Um sistema de governança em que a Arábia Saudita – um governo sem democracia, que existe para promover o enriquecimento de sua aristocracia com o comércio de petróleo – tenha poderes de veto na redação dos relatórios do IPCC, não vai muito longe.
Bush pode estar acertando por razões 100% erradas. Há uma considerável quantidade de politólogos, ambientalistas e especialistas que considera que o mecanismo da Convenção Quadro que replica as regras inoperantes da ONU não levará a um sistema de governança global do clima compatível com o desafio presente posto pelo ritmo e extensão da mudança climática.

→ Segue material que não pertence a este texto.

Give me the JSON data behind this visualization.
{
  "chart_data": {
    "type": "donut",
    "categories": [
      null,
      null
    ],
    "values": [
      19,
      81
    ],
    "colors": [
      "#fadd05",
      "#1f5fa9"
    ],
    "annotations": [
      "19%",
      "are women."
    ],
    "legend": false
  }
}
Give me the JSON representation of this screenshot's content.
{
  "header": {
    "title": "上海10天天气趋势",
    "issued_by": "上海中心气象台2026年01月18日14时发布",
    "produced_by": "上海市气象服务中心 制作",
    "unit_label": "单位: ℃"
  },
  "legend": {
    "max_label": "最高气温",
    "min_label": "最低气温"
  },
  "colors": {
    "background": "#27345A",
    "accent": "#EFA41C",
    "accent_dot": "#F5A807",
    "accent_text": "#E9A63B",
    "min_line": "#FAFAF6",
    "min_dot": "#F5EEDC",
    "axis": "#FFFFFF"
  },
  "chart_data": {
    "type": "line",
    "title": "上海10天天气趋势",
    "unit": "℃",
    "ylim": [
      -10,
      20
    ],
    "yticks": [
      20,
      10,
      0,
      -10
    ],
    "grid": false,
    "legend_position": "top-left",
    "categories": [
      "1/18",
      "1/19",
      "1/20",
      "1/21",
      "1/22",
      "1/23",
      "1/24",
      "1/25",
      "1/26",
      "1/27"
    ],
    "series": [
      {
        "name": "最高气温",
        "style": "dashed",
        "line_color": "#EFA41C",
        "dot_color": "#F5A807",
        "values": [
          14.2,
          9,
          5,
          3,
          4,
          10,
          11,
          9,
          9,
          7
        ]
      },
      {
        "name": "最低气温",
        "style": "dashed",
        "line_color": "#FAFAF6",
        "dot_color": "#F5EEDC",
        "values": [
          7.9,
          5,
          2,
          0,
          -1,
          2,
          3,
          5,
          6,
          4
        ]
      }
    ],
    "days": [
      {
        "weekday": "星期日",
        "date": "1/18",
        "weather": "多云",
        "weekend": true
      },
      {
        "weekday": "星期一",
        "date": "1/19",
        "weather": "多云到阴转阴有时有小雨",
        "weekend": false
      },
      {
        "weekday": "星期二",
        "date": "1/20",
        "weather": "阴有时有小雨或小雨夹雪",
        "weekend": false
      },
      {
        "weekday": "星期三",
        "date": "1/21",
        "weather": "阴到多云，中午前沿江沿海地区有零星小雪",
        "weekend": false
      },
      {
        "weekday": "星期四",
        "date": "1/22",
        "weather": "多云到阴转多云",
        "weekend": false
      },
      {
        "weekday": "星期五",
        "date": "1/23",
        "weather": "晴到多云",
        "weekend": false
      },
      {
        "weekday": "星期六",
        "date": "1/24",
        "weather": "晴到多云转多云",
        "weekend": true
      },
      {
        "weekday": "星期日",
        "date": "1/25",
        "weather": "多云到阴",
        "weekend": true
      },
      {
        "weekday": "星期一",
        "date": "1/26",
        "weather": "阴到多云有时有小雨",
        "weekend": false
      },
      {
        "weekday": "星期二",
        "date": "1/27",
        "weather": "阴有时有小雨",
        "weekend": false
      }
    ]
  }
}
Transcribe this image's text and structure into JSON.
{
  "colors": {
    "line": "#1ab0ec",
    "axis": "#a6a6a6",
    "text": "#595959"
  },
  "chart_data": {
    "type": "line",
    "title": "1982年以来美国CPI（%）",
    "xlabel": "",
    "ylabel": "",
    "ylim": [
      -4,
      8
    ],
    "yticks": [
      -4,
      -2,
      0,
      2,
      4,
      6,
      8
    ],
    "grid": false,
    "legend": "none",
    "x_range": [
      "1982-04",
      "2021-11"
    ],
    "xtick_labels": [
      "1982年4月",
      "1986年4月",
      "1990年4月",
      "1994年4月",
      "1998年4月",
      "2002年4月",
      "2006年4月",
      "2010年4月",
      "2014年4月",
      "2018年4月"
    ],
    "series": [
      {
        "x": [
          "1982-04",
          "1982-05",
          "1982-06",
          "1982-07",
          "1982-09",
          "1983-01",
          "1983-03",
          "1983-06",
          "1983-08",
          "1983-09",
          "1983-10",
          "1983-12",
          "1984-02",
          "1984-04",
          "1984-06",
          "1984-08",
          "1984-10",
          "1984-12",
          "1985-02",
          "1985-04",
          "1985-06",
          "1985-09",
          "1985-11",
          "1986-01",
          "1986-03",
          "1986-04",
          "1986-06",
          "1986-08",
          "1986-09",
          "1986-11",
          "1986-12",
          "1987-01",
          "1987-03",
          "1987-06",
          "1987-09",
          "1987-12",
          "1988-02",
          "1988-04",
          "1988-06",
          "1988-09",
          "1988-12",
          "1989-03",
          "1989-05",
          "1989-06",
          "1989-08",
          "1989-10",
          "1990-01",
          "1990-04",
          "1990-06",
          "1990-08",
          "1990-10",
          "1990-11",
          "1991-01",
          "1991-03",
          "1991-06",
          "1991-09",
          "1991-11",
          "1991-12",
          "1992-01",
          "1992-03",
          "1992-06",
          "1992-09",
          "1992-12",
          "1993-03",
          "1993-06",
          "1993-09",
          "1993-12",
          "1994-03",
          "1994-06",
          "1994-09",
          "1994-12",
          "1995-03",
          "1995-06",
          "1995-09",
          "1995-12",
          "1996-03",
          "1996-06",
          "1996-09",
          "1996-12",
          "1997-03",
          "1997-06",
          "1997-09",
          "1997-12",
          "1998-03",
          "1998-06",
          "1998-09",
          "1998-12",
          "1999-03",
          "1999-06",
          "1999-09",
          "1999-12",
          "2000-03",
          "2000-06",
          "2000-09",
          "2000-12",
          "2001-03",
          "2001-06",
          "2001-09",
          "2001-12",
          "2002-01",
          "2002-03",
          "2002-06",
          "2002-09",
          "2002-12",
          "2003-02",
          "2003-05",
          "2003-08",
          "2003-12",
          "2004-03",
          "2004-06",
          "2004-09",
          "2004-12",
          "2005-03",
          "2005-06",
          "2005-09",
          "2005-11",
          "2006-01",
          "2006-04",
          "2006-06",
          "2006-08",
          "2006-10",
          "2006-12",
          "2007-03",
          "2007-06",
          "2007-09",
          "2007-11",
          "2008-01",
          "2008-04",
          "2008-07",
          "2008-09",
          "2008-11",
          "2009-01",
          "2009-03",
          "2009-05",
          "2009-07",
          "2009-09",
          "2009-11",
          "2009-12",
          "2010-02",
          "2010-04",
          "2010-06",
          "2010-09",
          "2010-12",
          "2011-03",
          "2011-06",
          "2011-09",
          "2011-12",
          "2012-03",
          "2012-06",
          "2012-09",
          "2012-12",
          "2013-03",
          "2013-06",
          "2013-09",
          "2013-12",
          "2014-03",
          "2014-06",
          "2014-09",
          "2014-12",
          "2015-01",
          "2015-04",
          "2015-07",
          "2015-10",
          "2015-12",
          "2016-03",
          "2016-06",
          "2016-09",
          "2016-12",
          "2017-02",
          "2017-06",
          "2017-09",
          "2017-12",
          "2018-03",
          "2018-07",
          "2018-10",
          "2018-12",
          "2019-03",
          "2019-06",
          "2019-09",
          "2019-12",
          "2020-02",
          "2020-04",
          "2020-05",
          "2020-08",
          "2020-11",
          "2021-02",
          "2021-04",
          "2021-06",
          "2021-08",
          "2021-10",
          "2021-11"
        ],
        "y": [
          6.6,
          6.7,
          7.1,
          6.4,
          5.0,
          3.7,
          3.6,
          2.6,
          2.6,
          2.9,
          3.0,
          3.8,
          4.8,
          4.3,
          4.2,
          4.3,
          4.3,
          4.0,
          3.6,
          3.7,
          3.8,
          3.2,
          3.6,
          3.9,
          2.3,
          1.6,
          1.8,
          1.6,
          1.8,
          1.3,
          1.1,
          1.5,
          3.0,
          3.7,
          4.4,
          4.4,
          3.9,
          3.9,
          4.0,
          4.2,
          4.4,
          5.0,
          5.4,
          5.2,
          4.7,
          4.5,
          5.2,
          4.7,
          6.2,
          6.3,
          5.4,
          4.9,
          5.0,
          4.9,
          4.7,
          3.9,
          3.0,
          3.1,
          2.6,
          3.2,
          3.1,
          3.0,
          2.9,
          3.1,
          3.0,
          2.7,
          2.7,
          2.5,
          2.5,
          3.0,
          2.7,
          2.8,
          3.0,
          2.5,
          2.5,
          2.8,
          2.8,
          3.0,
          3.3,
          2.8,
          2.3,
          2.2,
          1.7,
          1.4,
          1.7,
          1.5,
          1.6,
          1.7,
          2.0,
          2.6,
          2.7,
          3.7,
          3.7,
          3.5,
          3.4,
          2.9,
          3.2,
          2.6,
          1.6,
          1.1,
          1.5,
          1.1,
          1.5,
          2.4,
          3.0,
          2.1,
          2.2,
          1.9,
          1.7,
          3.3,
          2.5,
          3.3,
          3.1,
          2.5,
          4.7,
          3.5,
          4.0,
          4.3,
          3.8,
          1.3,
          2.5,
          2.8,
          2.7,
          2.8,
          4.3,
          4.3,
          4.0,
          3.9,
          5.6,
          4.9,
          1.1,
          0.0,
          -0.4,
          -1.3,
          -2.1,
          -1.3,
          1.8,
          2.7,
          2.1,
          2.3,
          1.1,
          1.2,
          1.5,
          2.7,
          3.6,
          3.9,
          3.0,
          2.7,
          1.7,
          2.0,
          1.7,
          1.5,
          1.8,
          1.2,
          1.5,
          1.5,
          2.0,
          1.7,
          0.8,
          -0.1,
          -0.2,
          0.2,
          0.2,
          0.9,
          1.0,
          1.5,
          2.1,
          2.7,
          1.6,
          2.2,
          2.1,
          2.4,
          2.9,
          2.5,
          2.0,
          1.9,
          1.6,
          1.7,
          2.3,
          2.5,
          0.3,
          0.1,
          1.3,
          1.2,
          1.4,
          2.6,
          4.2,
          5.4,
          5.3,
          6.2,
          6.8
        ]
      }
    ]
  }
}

Há aqueles que, legitimamente, se preocupam que uma iniciativa dessas escape das restrições necessárias embutidas nos tratados sob o guarda-chuva da ONU, que consideram a única forma de garantir accountability (responsabilidade e prestação contas) aos acordos. Mas a OMC e a Comissão Internacional da Baleia mostram que é possível mecanismos funcionais e compulsórios, obedecidos pelos signatários, fora do quadro desgastado das Nações Unidas. Além disso, nada impede que um acordo mais limitado seja, depois, adotado pela Convenção do Clima e incorporado a um Protocolo que substitua o Protocolo de Kyoto, que perderá vigência em 2012.
A questão crucial é o tempo. As decisões finais, programadas para 2012 já se darão fora do alcance da influência de Bush. Mesmo que o estágio inicial de sua iniciativa desvie esses países do objetivo de se obter uma solução para o pós-Kyoto, o fato é que em 2009 e 2010, esse grupo poderia redefinir sua trajetória e chegar a um resultado mais rápido e mais eficaz do que os que se têm obtido nas sucessivas COPs (as reuniões das partes signatárias da Convenção do Clima). As últimas COPS todas terminaram em impasse.
Seria preferível que se pudesse romper esse impasse do clima sem a ajuda dos erros de Bush. Mas como os Estados Unidos são o maior emissor e sem seu concurso nenhum acordo funcionará, tudo indica que esse atalho que ele imaginou para escapar de compromissos, pode acabar levando a um acordo que institua uma efetiva governança global do clima. Não é certo que as coisas acontecerão desta forma. Mas também não é certo, que elas caminhem como Bush quer.